Tuesday, January 18, 2011

Chinese iron ore market: growing shortage results in further price upturn

17.01.2011 18:15
Chinese iron ore market is seeing further upward movement amid moderate consumer activity. Indian fines with 63.5% Fe content are being offered at $182-184/t C&F northern ports of China, which exceeds last week's transaction levels by $2/t. Quotations of lump ore have gone up as well, standing at $184-186/t C&F. Ore fines with 60-61% Fe content are available at $168/t C&F, while lower-quality material is sold at $96/t C&F.

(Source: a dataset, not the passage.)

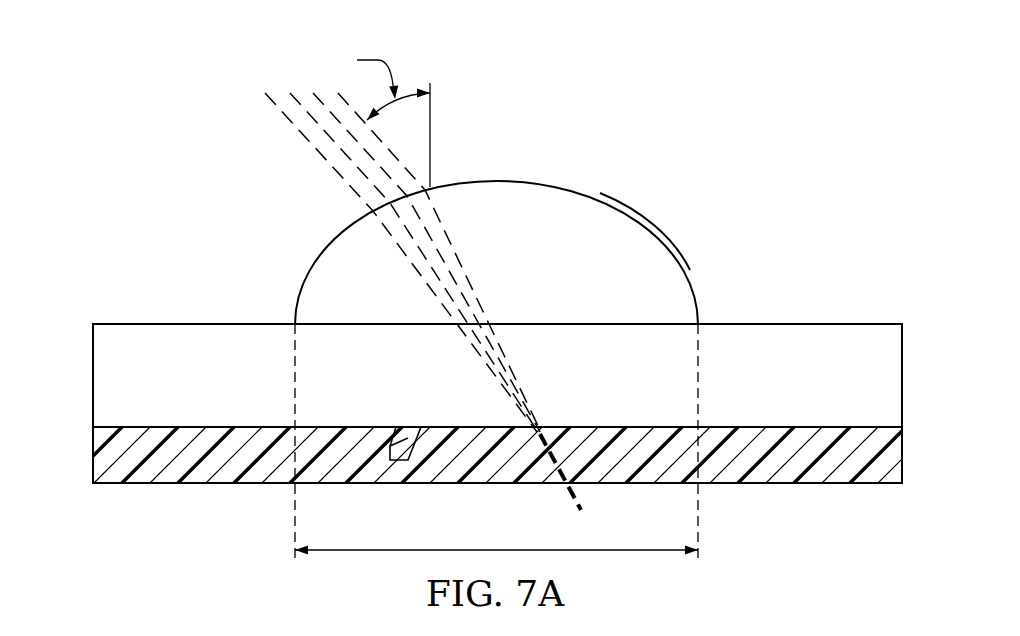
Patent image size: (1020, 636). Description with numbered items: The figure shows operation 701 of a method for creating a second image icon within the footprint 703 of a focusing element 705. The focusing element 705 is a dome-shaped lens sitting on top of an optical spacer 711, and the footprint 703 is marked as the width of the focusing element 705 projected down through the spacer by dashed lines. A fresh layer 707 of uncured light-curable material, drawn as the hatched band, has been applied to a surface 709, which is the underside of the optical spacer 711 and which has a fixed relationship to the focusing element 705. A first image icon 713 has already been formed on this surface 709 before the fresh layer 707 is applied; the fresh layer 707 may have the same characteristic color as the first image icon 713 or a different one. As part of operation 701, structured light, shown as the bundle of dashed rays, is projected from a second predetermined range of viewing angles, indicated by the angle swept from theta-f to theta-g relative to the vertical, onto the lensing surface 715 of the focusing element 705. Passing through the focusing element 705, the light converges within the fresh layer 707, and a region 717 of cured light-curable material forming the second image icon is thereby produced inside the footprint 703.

By the end of the week a 50,000-tonne lot of ore fines (65.3% Fe) will be delivered to northern ports of China from India. The material will be offered to Chinese traders at $185/t C&F. However, prices will probably continue moving up, as offers of similar material reach $187-190/t C&F at the moment.
The main reason for the upturn is limited supply to Chinese consumers. Besides, the existing shortage may be aggravated by expected tougher restrictions on exports from Indian government. Such factors as insufficient supplies from Brazil (mainly from Rio de Janeiro) due to heavy rainfalls and growing finished product prices in China are playing into the hands of suppliers.
Naturally, a $1-2/t increase in Indian offers has affected prices for ore fines from Brazil (64.5% Fe) and Australia (61.5% Fe), which are varying in the range of $181-183/t C&F and $175-177/t C&F, respectively, against early-January levels. Higher quality material (65-66% Fe) of Brazilian origin is priced at $190-191/t C&F.
Presently most steelmakers are not very enthusiastic about concluding contracts, as they are not sure whether prices for finished products will go up in short term or not. However, taking into account the above factors and depleted stocks, they are forced to accept suppliers’ policy. Some traders predict prices for Indian ore fines will be $190/t C&F after Chinese New Year.